Evet, basiretlerimizi bağlayan, vicdanlarımızı körelten ne olabilir? Başta siyasi gözlüklerimiz. O gözlükleri çıkarıp atamıyoruz, gerçek gözümüzle, basiret nuruyla göremiyoruz, vicdanımızla bakamıyoruz. Efendimize "günah nedir?" diye sorarlar. Peygamber Efendimiz, "günah, başkalarının duymasını, bilmesini istemediğin, göğsündeki vicdanını rahatsız eden şey" buyurur. Yani yaptığımız bir şeyin günah mı olduğunu hocalara, müftülere sormaya gerek yok, vicdanımıza sorarsak yeterli, yaptığımızdan rahatsız oluyorsak o şey günahtır.
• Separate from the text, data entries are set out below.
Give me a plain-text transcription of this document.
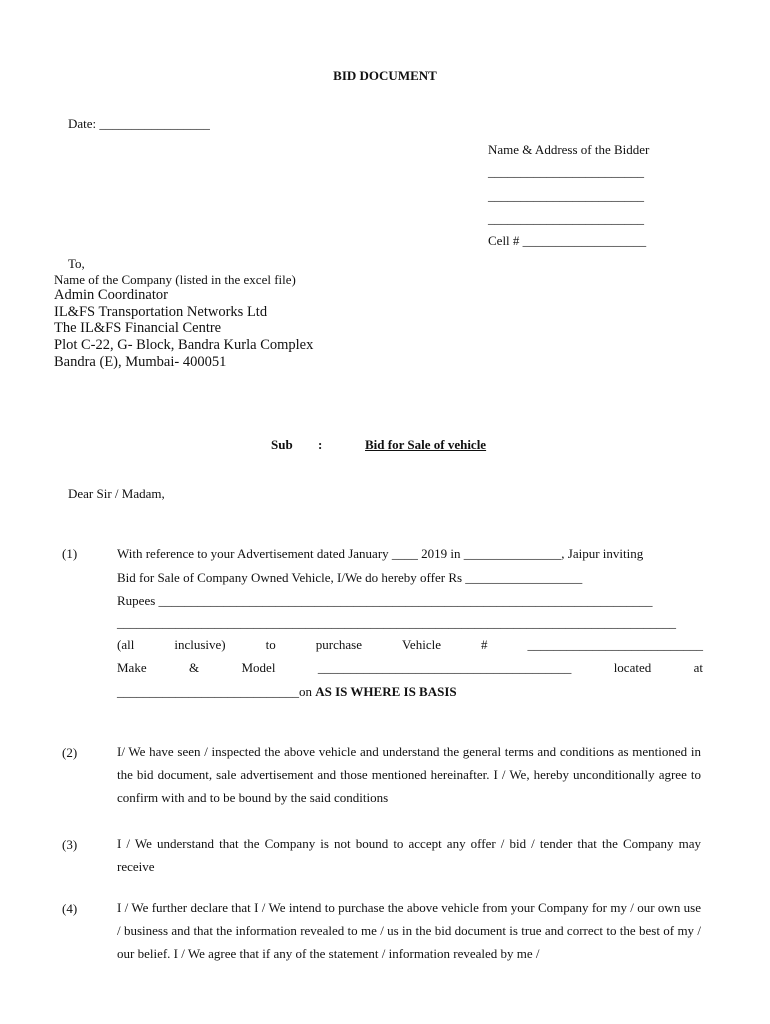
BID DOCUMENT
Date: _________________
Name & Address of the Bidder
________________________
________________________
________________________
Cell # ___________________
To,
Name of the Company (listed in the excel file)
Admin Coordinator
IL&FS Transportation Networks Ltd
The IL&FS Financial Centre
Plot C-22, G- Block, Bandra Kurla Complex
Bandra (E), Mumbai- 400051
Sub :	Bid for Sale of vehicle
Dear Sir / Madam,
(1)	With reference to your Advertisement dated January ____ 2019 in _______________, Jaipur inviting
Bid for Sale of Company Owned Vehicle, I/We do hereby offer Rs __________________
Rupees ____________________________________________________________________________
______________________________________________________________________________________
(all	inclusive)	to	purchase	Vehicle	#	___________________________
Make	&	Model	_______________________________________	located	at
____________________________on AS IS WHERE IS BASIS
(2)	I/ We have seen / inspected the above vehicle and understand the general terms and conditions as mentioned in the bid document, sale advertisement and those mentioned hereinafter. I / We, hereby unconditionally agree to confirm with and to be bound by the said conditions
(3)	I / We understand that the Company is not bound to accept any offer / bid / tender that the Company may receive
(4)	I / We further declare that I / We intend to purchase the above vehicle from your Company for my / our own use / business and that the information revealed to me / us in the bid document is true and correct to the best of my / our belief. I / We agree that if any of the statement / information revealed by me /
Ama kirlenmemiş bir vicdan, kararmamış bir kalp, bağlanmamış bir basiret gerek.

Basireti bağlanmayanlar ve kalp gözü açık olanlar şükür, tevekkül ve kanaat sahibi olur, hayata hep iyimser bakar, halinden çokça şikâyet etmez, "Allah var keder yok" der ve dert-tasa yapmaz.

Evet, ülke olarak büyük krizler geçirdik, büyük sıkıntılar yaşadık ve yaşıyoruz. Son iki yıldır evlere kapandık, işlerimiz durdu, dükkanlarımız kapandı, üretim kısıtlandı. Bu kez de fiyatlar şişti, fırsatçılar ortaya çıktı, pazarlar, marketler el yakar oldu. Eskilerin dediği gibi "Bu da geçer Ya Hu!" diyemiyoruz. Kabahati hep ülkeyi yönetenlerde arıyoruz. Devletin bin bir türü gailesi var. Ülkemiz ateş hattında, bölünmeme, ayakta kalma mücadelesi veriyoruz. Bölünür ve büyük güçlere köle durumuna düşersek, geçmişte olduğu gibi bir işgal yaşarsak, ne paramızın bir anlamı olur, ne de bayrağımızın. Küçük hesap zamanı değil, sabır ve şükür zamanı. Kenetlenme ve birlik olma zamanı.

Sonuç olarak altıncı hislerimizi yeniden devreye sokalım, basiret nuruyla bakalım, kalp gözüyle gerçekleri görelim. Basiretimiz, ferasetimiz bağlı ise sebebini düşünelim. Belli ki günah lekelerinden kalplerimiz kara, yüreklerimiz katı, ölümü çok düşünmüyoruz, Kur'an'ı anlayarak, hissederek okumuyoruz. Unutmayalım, kalplerimizin cilası Kur'an'ı çok okumak ve ölümü çok hatırlamak. Siyasi gözlükleri çıkarıp, etnik taassupları bırakıp bütün inananlara kardeş gözüyle bakmalı, yerli düşünmeli ve milli olmalı.